KAREBA-TORAJA.COM, MAKALE — Selama bulan Juli 2021 masyarakat Toraja merasakan suhu yang lebih dingin pada malam hingga dinihari. Kondisi ini tidak seperti bulan-bulan sebelumnya. Bulan ini, suhu terasa lebih dingin dan banyak masyarakat yang menanyakan apakah suhu dingin di Toraja sebagai dampak dari Aphelion (jarak terjauh bumi dengan matahari) yang beberapa hari ini menjadi perbincangan di dunia maya?

Kepala Stasiun Meteorologi Kelas IV Pongtiku Tana Toraja, Burhanuddin, dalam penjelasannya ke redaksi kareba-toraja.com, menyatakan bahwa suhu yang terasa lebih dingin dari biasanya di Toraja tidak ada hubungannya dengan fenomena Aphelion.

Dalam uraiannya bersama forecaster Saefuddin Cipto Adi Raharjo, Burhanuddin menjelaskan bahwa ada dua faktor yang mempengaruhi suhu dingin.

Pertama, suhu dingin dapat dipengaruhi oleh ketinggian suatu tempat. “Semakin tinggi suatu tempat dari permukaan laut maka suhu akan semakin turun,” jelas Burhanuddin.

Lalu, mengapa suhu udara menurun terhadap ketinggian? Laju penurunan suhu udara terhadap ketinggian mengikuti dua konsep, yaitu secara adiabatis kering dan adiabatis basah.

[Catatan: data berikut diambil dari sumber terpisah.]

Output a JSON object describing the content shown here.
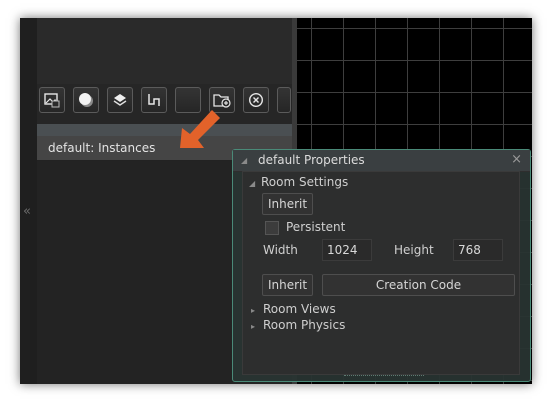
{
  "instances_panel": {
    "header_label": "default: Instances",
    "collapse_glyph": "«",
    "toolbar_icons": [
      "image-icon",
      "circle-icon",
      "layers-icon",
      "path-icon",
      "hidden-icon",
      "folder-add-icon",
      "close-circle-icon"
    ]
  },
  "properties_dialog": {
    "title": "default Properties",
    "close_glyph": "×",
    "room_settings": {
      "heading": "Room Settings",
      "inherit_label": "Inherit",
      "persistent_label": "Persistent",
      "persistent_checked": false,
      "width_label": "Width",
      "width_value": "1024",
      "height_label": "Height",
      "height_value": "768",
      "inherit2_label": "Inherit",
      "creation_code_label": "Creation Code"
    },
    "room_views_label": "Room Views",
    "room_physics_label": "Room Physics"
  },
  "colors": {
    "accent": "#4a8a78",
    "pointer_arrow": "#e2622a"
  }
}
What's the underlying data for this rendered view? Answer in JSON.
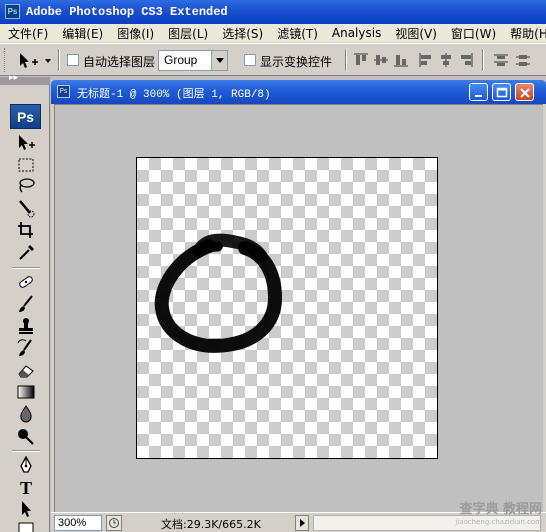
{
  "app": {
    "title": "Adobe Photoshop CS3 Extended",
    "logo_text": "Ps"
  },
  "menu": [
    {
      "label": "文件(F)"
    },
    {
      "label": "编辑(E)"
    },
    {
      "label": "图像(I)"
    },
    {
      "label": "图层(L)"
    },
    {
      "label": "选择(S)"
    },
    {
      "label": "滤镜(T)"
    },
    {
      "label": "Analysis"
    },
    {
      "label": "视图(V)"
    },
    {
      "label": "窗口(W)"
    },
    {
      "label": "帮助(H)"
    }
  ],
  "options": {
    "auto_select_label": "自动选择图层",
    "auto_select_checked": false,
    "group_value": "Group",
    "show_transform_label": "显示变换控件",
    "show_transform_checked": false
  },
  "toolbox": {
    "logo": "Ps",
    "tools": [
      "move-tool-icon",
      "marquee-tool-icon",
      "lasso-tool-icon",
      "quick-selection-tool-icon",
      "crop-tool-icon",
      "eyedropper-tool-icon",
      "healing-brush-tool-icon",
      "brush-tool-icon",
      "clone-stamp-tool-icon",
      "history-brush-tool-icon",
      "eraser-tool-icon",
      "gradient-tool-icon",
      "blur-tool-icon",
      "dodge-tool-icon",
      "pen-tool-icon",
      "type-tool-icon",
      "path-selection-tool-icon"
    ]
  },
  "document": {
    "title": "无标题-1 @ 300% (图层 1, RGB/8)",
    "icon_text": "Ps"
  },
  "status": {
    "zoom": "300%",
    "doc_info": "文档:29.3K/665.2K"
  },
  "watermark": {
    "text": "查字典 教程网",
    "sub": "jiaocheng.chazidian.com"
  }
}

  • Pada konsep adiabatis kering, udara dianggap kering tanpa uap air di mana Setiap kenaikan ketinggian 100 m maka suhu udara akan turun 1 °C.
  • Nilai laju adiabatik basah adalah 0.5 – 0.6 °C setiap perubahan ketinggian 100 m. Artinya setiap kenaikan ketinggian 100 m maka suhu udara akan turun 0.5 – 0.6 °C. Toraja dengan topografi pegunungan dan dataran tinggi tentu suhu akan berbeda dengan daerah di dataran rendah.

“Toraja dengan topografi pegunungan dan dataran tinggi tentu suhu akan berbeda dengan daerah di dataran rendah,” urai Burhanuddin.

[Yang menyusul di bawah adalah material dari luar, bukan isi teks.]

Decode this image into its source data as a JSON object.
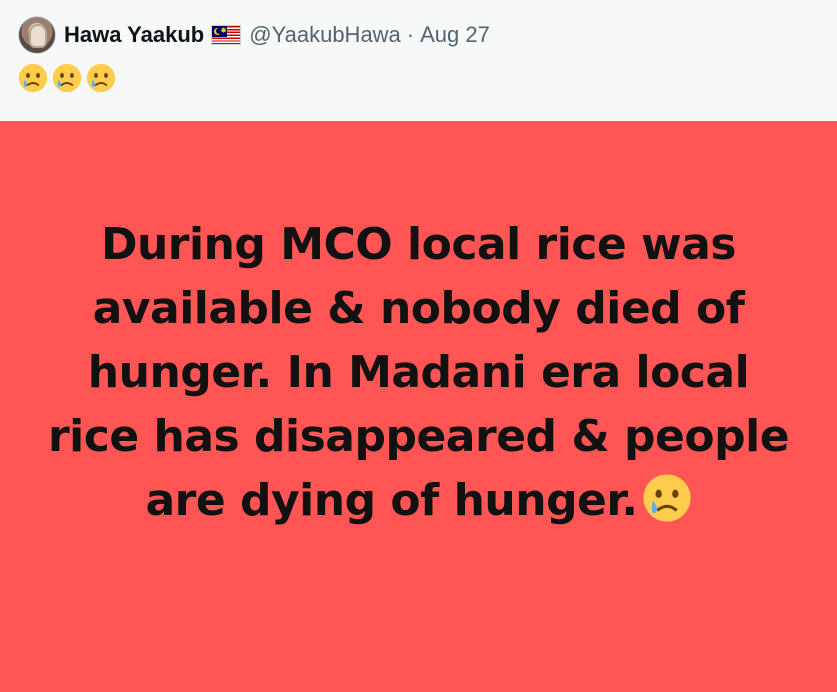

Ilustrasi laju perubahan suhu udara berdasarkan ketinggian

Burhanuddin menjelaskan, menurut data dari Badan Pusat Statistik Kabupaten Tana Toraja tahun 2015, ketinggian wilayah Kabupaten Tana Toraja adalah yang terendah 736 meter di Makale Selatan dan tertinggi 1425 meter di Kecamatan Bittuang.

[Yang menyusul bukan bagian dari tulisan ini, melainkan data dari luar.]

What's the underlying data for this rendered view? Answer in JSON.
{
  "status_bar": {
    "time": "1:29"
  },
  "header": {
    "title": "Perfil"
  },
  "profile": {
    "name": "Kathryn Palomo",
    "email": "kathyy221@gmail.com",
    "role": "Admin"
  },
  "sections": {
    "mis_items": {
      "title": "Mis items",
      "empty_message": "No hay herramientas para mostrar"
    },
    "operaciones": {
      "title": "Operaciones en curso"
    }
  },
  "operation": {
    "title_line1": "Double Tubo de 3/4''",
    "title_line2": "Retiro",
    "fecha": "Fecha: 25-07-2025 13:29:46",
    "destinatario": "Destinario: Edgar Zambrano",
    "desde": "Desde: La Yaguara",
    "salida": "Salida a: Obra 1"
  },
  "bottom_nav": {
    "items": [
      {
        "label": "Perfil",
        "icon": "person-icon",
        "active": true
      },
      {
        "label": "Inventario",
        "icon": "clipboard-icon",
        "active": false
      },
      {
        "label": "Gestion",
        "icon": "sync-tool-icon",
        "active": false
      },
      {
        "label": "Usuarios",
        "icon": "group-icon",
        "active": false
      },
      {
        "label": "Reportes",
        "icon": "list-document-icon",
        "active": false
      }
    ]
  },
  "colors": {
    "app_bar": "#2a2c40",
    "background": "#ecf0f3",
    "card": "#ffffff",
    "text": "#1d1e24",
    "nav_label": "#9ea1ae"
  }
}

“Mari kita hitung perbedaan suhu di Kota makasar yang berada di 0 (nol) Mdpl (Meter Diatas Permukaan Laut) dengan suhu di Makale Selatan dengan ketinggian 736 Mdpl dengan ilustrasi laju perubahan suhu berdasarkan ketinggian. Jika suhu di kota makasar pada jam 05.00 WITA adalah 24,0oC maka penurunan suhu di Makale Selatan pada jam yang sama 05.00 WITA adalah 4,2oC sehingga suhu di Makale Selatan adalah 24oC – 4,2 oC = 19.8oC,” terangnya.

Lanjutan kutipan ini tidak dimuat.